Como elemento añadido, denuncia la reciente incorporación de otra alumna con conductas agresivas en la misma clase, lo que, a su juicio, ha agravado el problema. Actualmente, asegura que el alumno protagonista de los episodios pasa gran parte del tiempo fuera del aula y que el centro reconoce estar desbordado.

Desde la Consejería de Educación, Cultura y Deportes niegan de forma tajante que haya existido pasividad institucional. Fuentes del departamento aseguran que, desde que la Inspección tuvo conocimiento de la situación, se han adoptado medidas de manera constante, con seguimiento continuo, asesoramiento al centro y reuniones con las familias.

Educación defiende que se dotó al colegio de un recurso completo de Pedagogía Terapéutica, que permanece activo y no ha sufrido reducción alguna, y que todos los escritos presentados han sido respondidos en tiempo y forma. Subrayan que las actuaciones deben equilibrar la seguridad y el bienestar de todo el alumnado, respetando los principios de inclusión, equidad y confidencialidad.

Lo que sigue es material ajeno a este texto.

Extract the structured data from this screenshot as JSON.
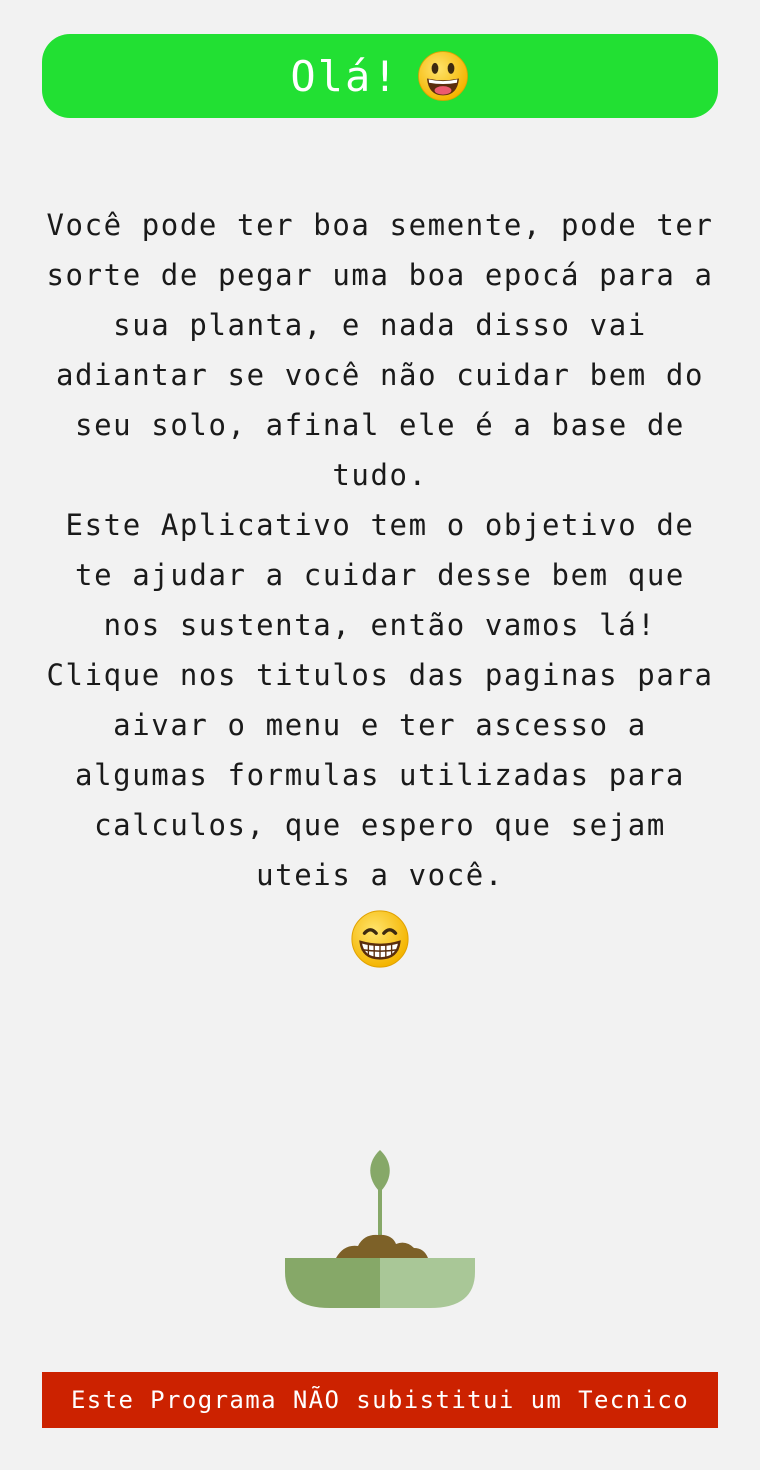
{
  "header": {
    "title": "Olá!",
    "emoji_icon": "smiley-face-icon",
    "background_color": "#22e033"
  },
  "intro": {
    "paragraphs": [
      "Você pode ter boa semente, pode ter sorte de pegar uma boa epocá para a sua planta, e nada disso vai adiantar se você não cuidar bem do seu solo, afinal ele é a base de tudo.",
      "Este Aplicativo tem o objetivo de te ajudar a cuidar desse bem que nos sustenta, então vamos lá!",
      "Clique nos titulos das paginas para aivar o menu e ter ascesso a algumas formulas utilizadas para calculos, que espero que sejam uteis a você."
    ],
    "closing_emoji_icon": "grinning-face-icon"
  },
  "illustration": {
    "icon": "sprout-in-pot-icon"
  },
  "footer": {
    "disclaimer": "Este Programa NÃO subistitui um Tecnico",
    "background_color": "#cc2200"
  }
}
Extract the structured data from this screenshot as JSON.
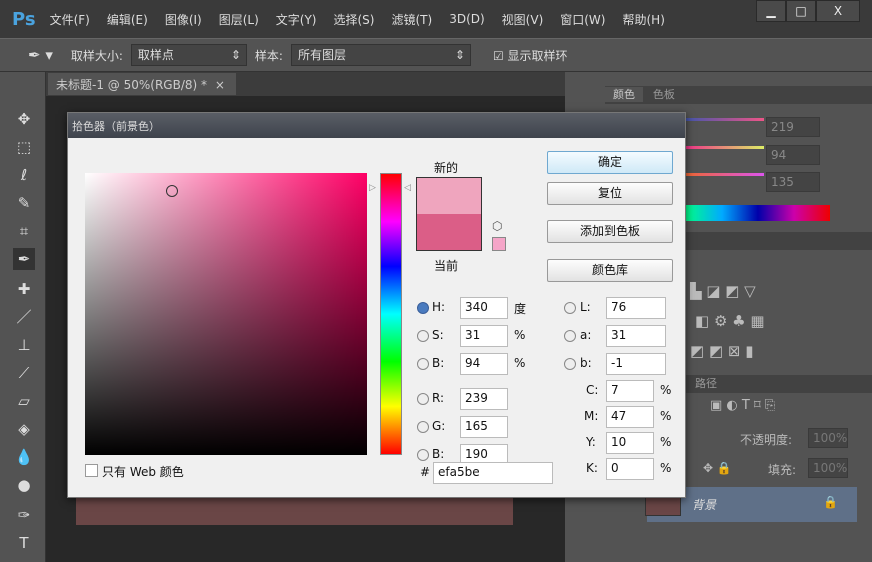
{
  "app": {
    "logo": "Ps",
    "menus": [
      "文件(F)",
      "编辑(E)",
      "图像(I)",
      "图层(L)",
      "文字(Y)",
      "选择(S)",
      "滤镜(T)",
      "3D(D)",
      "视图(V)",
      "窗口(W)",
      "帮助(H)"
    ],
    "window_controls": [
      "▁",
      "□",
      "X"
    ]
  },
  "options": {
    "sample_size_label": "取样大小:",
    "sample_size": "取样点",
    "sample_label": "样本:",
    "sample": "所有图层",
    "show_ring": "显示取样环",
    "show_ring_checked": true
  },
  "document": {
    "tab": "未标题-1 @ 50%(RGB/8) *",
    "close": "×"
  },
  "panels": {
    "color_tabs": [
      "颜色",
      "色板"
    ],
    "color_values": [
      "219",
      "94",
      "135"
    ],
    "paths_tab": "路径",
    "opacity_label": "不透明度:",
    "opacity": "100%",
    "fill_label": "填充:",
    "fill": "100%",
    "layer_name": "背景"
  },
  "dialog": {
    "title": "拾色器（前景色）",
    "new_label": "新的",
    "current_label": "当前",
    "new_color": "#efa5be",
    "current_color": "#db5e87",
    "buttons": {
      "ok": "确定",
      "reset": "复位",
      "add_swatch": "添加到色板",
      "libraries": "颜色库"
    },
    "hsb": [
      {
        "label": "H:",
        "value": "340",
        "unit": "度"
      },
      {
        "label": "S:",
        "value": "31",
        "unit": "%"
      },
      {
        "label": "B:",
        "value": "94",
        "unit": "%"
      }
    ],
    "rgb": [
      {
        "label": "R:",
        "value": "239"
      },
      {
        "label": "G:",
        "value": "165"
      },
      {
        "label": "B:",
        "value": "190"
      }
    ],
    "lab": [
      {
        "label": "L:",
        "value": "76"
      },
      {
        "label": "a:",
        "value": "31"
      },
      {
        "label": "b:",
        "value": "-1"
      }
    ],
    "cmyk": [
      {
        "label": "C:",
        "value": "7",
        "unit": "%"
      },
      {
        "label": "M:",
        "value": "47",
        "unit": "%"
      },
      {
        "label": "Y:",
        "value": "10",
        "unit": "%"
      },
      {
        "label": "K:",
        "value": "0",
        "unit": "%"
      }
    ],
    "hex_label": "#",
    "hex": "efa5be",
    "web_only": "只有 Web 颜色",
    "selected_mode": "H"
  }
}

La Consejería insiste en que el centro no está desbordado y que aplica un plan específico de intervención supervisado por la Inspección y el equipo de orientación, con presencia de apoyos adicionales en el aula cuando es necesario. También aclara que la escolarización de la nueva alumna se ha realizado conforme a la normativa y que su integración está siendo evaluada de forma individualizada.

Mientras tanto, la madre reclama mayor transparencia, comunicación directa y recursos suficientes para garantizar que la inclusión educativa no suponga, a su juicio, un riesgo para la seguridad física y emocional de los menores.